Everyday life

Window to the world

It is funny how I still miss cycling around London, when I’ve barely done it for a year, and when I’ve stopped missing certain things, like my usual morning cup of tea.

But yes, gradually London is fading from my everyday life. I no longer think that a train full of people glued to their phones is strange. I complain less about the food now. I’ve come to accept the less than ideal pedestrian environment in Singapore. I’m getting used to the greater homogeneity here. And it has been less than two months. Even knowing that human beings are adaptable creatures, the speed at which I’m adjusting surprises me. And perhaps, part of me is resisting this change. Part of me still wants to hold onto the London, England, United Kingdom that I am so fond of.
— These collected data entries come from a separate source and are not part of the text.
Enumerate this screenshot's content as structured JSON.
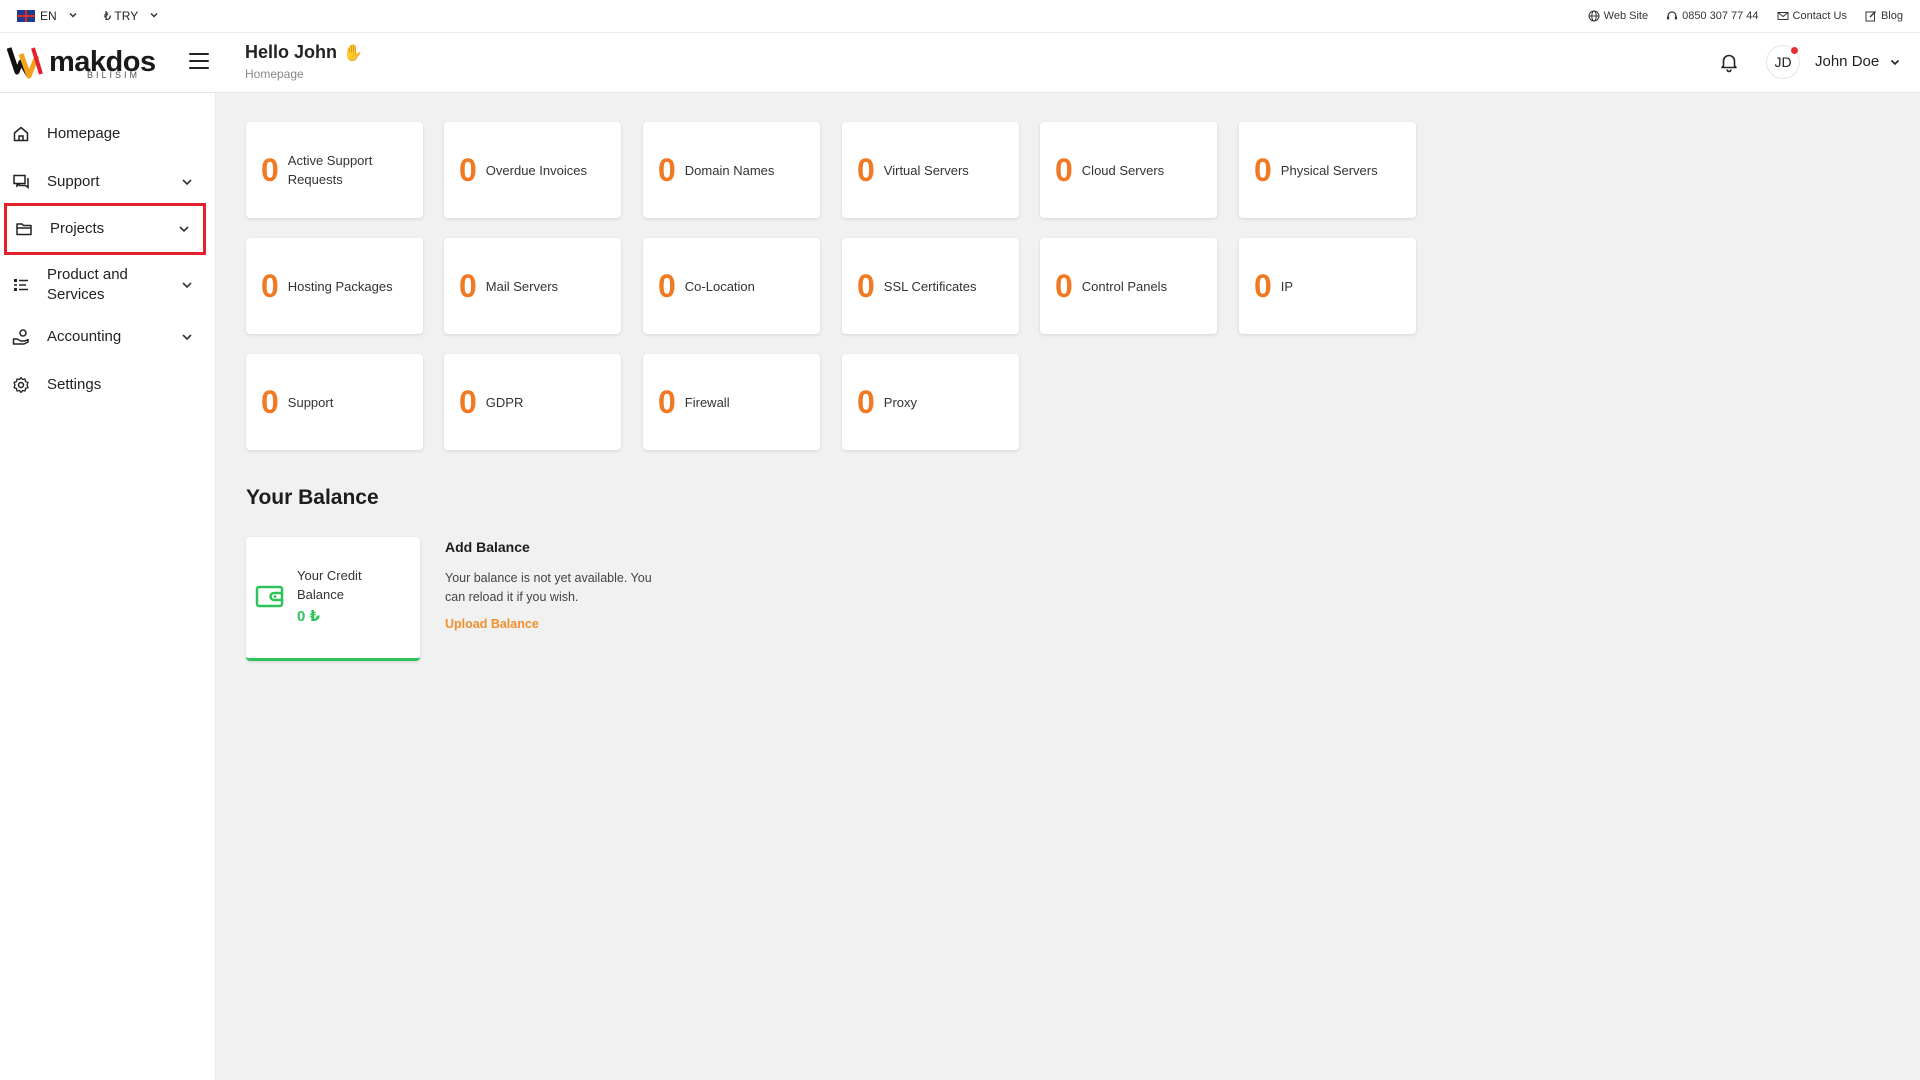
{
  "topbar": {
    "language": "EN",
    "currency": "₺ TRY",
    "links": [
      {
        "label": "Web Site"
      },
      {
        "label": "0850 307 77 44"
      },
      {
        "label": "Contact Us"
      },
      {
        "label": "Blog"
      }
    ]
  },
  "header": {
    "logo_text": "makdos",
    "logo_sub": "BILISIM",
    "greeting": "Hello John",
    "breadcrumb": "Homepage",
    "avatar_initials": "JD",
    "username": "John Doe"
  },
  "sidebar": {
    "items": [
      {
        "label": "Homepage"
      },
      {
        "label": "Support"
      },
      {
        "label": "Projects"
      },
      {
        "label": "Product and Services"
      },
      {
        "label": "Accounting"
      },
      {
        "label": "Settings"
      }
    ]
  },
  "stats": [
    {
      "value": "0",
      "label": "Active Support Requests"
    },
    {
      "value": "0",
      "label": "Overdue Invoices"
    },
    {
      "value": "0",
      "label": "Domain Names"
    },
    {
      "value": "0",
      "label": "Virtual Servers"
    },
    {
      "value": "0",
      "label": "Cloud Servers"
    },
    {
      "value": "0",
      "label": "Physical Servers"
    },
    {
      "value": "0",
      "label": "Hosting Packages"
    },
    {
      "value": "0",
      "label": "Mail Servers"
    },
    {
      "value": "0",
      "label": "Co-Location"
    },
    {
      "value": "0",
      "label": "SSL Certificates"
    },
    {
      "value": "0",
      "label": "Control Panels"
    },
    {
      "value": "0",
      "label": "IP"
    },
    {
      "value": "0",
      "label": "Support"
    },
    {
      "value": "0",
      "label": "GDPR"
    },
    {
      "value": "0",
      "label": "Firewall"
    },
    {
      "value": "0",
      "label": "Proxy"
    }
  ],
  "balance": {
    "title": "Your Balance",
    "credit_label": "Your Credit Balance",
    "credit_value": "0 ₺",
    "add_title": "Add Balance",
    "add_text": "Your balance is not yet available. You can reload it if you wish.",
    "add_link": "Upload Balance"
  },
  "colors": {
    "accent_orange": "#f07a23",
    "success_green": "#2cc35a",
    "highlight_red": "#e3202b",
    "link_orange": "#f0902a"
  },
  "icons": {
    "sidebar": [
      "home-icon",
      "support-chat-icon",
      "folder-icon",
      "list-icon",
      "accounting-icon",
      "gear-icon"
    ]
  }
}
I found myself being attracted to the little titbits and snacks we have in Singapore. About a month ago, the thought of them made me sick and I longed for things like cheese, ham and spinach sandwich, avocado, oats porridge. Not so much anymore.

I haven’t lost my ability to switch between proper English and Singlish. In fact, I’ve become so proficient in Singlish that I surprise myself. Ignore my proper sounding English words and I sound completely like the average Singaporean on the street, if there is such a person.

One thing irks me still. That people here can be pretty rude and inconsiderate. In London, everyone tries not to offend anyone and greeting with a hello, a smile is part of the way of life. Not so here. Looking at the deadpan, emotionless face of the cashier taking my drinks order, I felt kind of sorry for her. I love the cashiers at Sainsbury’s along Tottenham Court Road. They always say ‘hi’, smile at you, ask ‘how are you’, and sometimes make small talk with you. And sometimes people respond. Here, things are moving too fast. If you stop and talk, you end up holding up the queue.

I kind of like Little India. It is a place where I feel like a minority again. I stand out so much in this area and I appreciate that I’m different from them. It is a window to the lifestyle of this group of people who live in my country, and I’m riveted.